おそれいる
「どうりで、らしくもないこと言うわけだ」
セイテツがわらいながら、ゆるしてやってくれ、というのに重ねるように、ボッコウが腹の底からの笑い声をあげ、そうか納得しおったか、とコウドをみおろした。
「わかればよい。たしかにトクジ殿もたいした御仁だが、サモンさまは格がちがうのだ」
どうだ、というように腕をくむボッコウに、こんどはなにも返せないコウドはただうなずいた。
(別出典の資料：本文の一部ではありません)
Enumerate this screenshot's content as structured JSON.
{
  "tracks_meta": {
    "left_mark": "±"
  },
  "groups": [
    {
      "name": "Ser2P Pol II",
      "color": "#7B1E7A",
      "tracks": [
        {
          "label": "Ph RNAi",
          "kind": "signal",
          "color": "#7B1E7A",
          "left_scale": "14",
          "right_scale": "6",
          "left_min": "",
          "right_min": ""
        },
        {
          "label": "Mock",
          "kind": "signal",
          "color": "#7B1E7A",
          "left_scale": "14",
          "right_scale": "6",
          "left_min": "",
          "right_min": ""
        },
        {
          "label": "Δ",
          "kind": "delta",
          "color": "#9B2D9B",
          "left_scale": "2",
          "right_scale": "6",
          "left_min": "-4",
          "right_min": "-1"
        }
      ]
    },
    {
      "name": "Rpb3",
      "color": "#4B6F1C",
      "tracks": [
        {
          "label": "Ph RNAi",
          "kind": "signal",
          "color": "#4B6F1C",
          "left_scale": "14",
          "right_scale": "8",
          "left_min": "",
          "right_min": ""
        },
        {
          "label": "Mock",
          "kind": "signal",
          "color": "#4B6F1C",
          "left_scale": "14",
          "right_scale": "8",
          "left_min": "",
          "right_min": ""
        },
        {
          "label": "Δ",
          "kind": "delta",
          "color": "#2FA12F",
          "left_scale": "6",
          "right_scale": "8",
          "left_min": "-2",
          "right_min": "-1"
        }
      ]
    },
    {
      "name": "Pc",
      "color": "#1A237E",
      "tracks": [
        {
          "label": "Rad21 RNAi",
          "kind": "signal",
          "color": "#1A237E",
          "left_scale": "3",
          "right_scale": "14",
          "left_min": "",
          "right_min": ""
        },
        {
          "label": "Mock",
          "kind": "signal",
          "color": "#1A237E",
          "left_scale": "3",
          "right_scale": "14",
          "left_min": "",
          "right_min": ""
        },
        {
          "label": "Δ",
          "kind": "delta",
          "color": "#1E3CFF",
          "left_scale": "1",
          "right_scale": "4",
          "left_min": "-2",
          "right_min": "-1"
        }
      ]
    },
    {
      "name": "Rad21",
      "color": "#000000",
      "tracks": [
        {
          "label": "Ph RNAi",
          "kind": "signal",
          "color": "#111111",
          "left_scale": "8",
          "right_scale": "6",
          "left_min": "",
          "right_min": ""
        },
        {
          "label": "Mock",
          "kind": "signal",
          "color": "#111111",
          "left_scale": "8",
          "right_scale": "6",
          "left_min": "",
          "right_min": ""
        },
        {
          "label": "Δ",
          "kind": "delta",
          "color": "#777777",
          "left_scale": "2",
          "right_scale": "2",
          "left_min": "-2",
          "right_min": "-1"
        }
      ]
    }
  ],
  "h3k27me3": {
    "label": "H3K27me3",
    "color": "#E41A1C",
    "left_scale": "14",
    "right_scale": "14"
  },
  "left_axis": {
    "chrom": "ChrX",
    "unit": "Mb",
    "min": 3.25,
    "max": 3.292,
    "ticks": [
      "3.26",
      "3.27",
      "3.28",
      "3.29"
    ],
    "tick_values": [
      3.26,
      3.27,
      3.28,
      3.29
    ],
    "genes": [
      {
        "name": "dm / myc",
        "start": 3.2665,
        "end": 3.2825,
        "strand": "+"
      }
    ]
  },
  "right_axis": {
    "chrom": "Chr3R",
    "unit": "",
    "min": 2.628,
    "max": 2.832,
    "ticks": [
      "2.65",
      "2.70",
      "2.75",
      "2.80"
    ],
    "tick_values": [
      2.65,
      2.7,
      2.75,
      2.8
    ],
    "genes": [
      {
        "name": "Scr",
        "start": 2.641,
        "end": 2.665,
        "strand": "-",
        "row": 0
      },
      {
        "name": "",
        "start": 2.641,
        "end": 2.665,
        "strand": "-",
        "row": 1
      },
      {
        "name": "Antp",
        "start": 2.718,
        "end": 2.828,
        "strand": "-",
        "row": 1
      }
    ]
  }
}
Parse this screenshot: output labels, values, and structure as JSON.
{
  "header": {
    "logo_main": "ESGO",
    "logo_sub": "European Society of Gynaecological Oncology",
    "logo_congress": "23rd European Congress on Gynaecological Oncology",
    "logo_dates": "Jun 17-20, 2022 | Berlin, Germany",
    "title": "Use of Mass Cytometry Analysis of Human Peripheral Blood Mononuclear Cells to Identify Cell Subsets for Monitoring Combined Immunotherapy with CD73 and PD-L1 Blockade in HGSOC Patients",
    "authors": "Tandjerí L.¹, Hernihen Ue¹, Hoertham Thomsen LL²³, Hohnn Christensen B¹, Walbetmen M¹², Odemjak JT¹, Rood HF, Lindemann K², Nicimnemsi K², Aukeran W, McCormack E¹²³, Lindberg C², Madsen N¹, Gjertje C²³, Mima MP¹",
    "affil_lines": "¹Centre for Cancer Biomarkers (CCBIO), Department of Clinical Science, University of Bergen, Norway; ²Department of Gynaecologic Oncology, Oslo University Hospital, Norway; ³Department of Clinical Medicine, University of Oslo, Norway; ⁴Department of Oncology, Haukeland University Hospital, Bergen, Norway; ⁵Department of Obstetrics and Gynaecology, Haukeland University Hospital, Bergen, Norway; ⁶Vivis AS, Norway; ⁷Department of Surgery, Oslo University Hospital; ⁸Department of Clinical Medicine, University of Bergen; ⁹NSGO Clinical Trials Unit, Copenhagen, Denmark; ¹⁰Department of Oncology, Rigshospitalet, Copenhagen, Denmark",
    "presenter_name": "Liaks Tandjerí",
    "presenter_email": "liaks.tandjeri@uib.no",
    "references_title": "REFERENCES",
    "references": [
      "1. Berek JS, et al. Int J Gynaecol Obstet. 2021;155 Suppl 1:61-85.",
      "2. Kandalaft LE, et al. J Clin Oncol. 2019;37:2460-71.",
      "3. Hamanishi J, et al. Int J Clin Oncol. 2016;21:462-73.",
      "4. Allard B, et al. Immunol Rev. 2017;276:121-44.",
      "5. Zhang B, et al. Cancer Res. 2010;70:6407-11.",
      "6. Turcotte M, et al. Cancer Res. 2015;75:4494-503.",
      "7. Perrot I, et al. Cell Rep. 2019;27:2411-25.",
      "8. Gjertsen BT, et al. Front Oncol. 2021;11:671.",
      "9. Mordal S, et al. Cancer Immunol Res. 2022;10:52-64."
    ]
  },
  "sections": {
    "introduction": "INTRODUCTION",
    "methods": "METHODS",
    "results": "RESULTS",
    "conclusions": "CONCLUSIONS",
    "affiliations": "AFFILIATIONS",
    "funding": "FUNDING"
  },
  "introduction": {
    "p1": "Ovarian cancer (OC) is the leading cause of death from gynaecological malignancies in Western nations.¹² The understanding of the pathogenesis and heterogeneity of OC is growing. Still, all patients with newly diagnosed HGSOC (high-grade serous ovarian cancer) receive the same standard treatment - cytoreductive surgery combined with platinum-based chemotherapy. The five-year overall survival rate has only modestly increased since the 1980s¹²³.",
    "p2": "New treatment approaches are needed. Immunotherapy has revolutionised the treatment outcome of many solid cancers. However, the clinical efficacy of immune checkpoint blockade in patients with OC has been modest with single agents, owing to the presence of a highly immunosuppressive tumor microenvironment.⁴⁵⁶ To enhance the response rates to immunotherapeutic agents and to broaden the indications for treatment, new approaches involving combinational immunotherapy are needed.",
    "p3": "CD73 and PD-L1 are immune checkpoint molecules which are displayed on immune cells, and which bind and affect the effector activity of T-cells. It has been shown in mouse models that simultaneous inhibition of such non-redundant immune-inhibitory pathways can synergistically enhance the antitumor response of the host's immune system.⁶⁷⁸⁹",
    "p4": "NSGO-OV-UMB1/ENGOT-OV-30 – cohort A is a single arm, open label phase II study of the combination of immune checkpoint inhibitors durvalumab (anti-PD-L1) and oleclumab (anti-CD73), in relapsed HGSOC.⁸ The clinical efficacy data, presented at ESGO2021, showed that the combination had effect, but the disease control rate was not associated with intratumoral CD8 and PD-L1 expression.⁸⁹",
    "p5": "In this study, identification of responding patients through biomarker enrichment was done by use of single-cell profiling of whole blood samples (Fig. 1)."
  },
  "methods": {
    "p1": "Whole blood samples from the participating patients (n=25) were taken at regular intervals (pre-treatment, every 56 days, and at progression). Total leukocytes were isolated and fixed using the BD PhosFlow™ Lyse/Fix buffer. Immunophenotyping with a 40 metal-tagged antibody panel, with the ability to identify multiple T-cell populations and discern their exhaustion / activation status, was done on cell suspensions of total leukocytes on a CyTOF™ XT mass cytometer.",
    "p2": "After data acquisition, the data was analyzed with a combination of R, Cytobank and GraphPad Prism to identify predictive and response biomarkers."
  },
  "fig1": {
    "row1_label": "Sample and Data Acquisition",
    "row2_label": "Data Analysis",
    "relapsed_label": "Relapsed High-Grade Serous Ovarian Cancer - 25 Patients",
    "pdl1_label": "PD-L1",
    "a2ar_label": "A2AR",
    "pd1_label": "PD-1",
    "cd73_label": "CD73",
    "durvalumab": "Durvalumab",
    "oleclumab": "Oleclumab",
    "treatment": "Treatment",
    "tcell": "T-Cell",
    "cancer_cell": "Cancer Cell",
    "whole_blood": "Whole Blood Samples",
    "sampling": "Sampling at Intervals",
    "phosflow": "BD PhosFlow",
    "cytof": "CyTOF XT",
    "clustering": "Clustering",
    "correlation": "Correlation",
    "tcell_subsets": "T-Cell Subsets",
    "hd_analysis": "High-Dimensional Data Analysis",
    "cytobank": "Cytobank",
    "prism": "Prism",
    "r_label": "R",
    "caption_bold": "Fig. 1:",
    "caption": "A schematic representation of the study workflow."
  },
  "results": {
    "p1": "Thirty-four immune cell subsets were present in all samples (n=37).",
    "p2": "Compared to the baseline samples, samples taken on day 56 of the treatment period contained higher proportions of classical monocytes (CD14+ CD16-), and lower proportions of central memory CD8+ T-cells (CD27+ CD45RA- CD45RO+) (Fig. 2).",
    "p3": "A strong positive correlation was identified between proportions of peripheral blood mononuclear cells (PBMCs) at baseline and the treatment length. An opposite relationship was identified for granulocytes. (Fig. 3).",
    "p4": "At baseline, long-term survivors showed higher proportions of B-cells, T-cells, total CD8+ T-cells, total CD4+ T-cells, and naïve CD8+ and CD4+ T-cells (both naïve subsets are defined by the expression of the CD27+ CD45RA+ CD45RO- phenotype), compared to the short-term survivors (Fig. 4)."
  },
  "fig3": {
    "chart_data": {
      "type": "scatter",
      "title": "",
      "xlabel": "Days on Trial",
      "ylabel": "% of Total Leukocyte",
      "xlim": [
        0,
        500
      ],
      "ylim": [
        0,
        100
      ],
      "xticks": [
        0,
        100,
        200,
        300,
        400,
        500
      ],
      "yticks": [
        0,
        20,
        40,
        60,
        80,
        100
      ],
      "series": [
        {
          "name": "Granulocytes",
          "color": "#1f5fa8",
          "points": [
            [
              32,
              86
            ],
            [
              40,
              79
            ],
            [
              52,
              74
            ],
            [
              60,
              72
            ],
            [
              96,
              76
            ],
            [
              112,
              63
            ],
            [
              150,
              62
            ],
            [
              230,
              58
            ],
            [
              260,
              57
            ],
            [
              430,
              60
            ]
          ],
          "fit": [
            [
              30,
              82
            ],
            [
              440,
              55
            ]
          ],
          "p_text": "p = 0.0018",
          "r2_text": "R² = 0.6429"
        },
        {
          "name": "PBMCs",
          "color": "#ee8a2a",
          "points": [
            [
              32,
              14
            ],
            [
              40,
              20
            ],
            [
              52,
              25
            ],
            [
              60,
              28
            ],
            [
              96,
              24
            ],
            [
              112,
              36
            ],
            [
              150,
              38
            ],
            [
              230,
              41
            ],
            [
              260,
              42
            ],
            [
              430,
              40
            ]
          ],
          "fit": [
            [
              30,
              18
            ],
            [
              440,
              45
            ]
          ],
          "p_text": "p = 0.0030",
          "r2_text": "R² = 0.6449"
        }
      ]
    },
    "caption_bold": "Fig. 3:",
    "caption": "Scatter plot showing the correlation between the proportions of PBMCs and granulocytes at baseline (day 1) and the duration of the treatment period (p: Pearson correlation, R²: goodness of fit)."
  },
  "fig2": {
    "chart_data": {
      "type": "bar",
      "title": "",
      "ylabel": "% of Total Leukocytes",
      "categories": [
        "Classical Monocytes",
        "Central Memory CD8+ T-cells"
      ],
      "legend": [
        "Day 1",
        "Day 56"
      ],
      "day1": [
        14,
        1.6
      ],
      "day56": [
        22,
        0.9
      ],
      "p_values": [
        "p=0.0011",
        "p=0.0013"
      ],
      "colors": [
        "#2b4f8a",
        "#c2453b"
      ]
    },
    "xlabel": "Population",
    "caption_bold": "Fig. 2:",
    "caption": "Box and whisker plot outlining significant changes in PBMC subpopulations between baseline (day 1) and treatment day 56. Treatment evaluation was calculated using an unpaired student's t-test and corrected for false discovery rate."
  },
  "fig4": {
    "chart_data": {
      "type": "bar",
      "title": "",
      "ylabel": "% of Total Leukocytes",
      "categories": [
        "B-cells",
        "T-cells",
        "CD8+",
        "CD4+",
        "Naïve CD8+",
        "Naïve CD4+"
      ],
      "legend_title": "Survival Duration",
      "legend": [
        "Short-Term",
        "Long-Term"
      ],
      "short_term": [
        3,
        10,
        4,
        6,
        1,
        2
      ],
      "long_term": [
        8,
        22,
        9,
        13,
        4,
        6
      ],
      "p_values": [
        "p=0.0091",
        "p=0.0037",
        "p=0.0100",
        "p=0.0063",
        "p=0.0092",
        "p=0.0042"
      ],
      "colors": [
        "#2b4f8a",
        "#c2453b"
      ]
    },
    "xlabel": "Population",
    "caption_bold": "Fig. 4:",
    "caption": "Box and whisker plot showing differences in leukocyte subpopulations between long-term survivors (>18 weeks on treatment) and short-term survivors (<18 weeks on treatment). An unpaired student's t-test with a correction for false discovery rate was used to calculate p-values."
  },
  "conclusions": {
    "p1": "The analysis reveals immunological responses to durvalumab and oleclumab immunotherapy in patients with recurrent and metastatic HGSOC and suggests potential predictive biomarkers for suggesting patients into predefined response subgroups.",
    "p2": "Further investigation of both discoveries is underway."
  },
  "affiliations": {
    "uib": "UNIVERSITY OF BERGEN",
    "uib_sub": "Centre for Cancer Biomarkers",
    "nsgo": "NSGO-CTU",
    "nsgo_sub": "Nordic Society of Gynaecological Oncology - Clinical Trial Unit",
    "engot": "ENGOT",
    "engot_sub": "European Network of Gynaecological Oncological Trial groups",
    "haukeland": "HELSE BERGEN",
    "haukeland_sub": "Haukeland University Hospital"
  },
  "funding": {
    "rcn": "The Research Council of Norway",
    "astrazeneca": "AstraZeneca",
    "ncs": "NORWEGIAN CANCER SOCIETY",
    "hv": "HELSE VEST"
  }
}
格がちがうといわれた男のほうが顔をあからめ、ボッコウもういいだろう、とコウドの前に片膝をついてむかいあうと、トクジどのはお元気か?と笑みをうかべてきいた。
おそれいるというよりも、サモンのその思ってもみないやわらかい雰囲気にとまどったように、コウドはただうなずくだけだった。
けっきょく西の領土内では、妖物がでることもほとんどないことがわかり、コウドが言った通り『平穏』であることがしれた。
「ケイテキがおさめていたのだから当然かもしれねえな」スザクが鼻をかきながら、そのケイテキが使っていたという屋敷の中をみわたした。
豪勢な調度品でかざられた二階建ての建物で、赤ん坊の泣き声がいくつもきこえてくる。シュンカはさきほど、病人やけが人のいる療養所をボッコウとまわりに行った。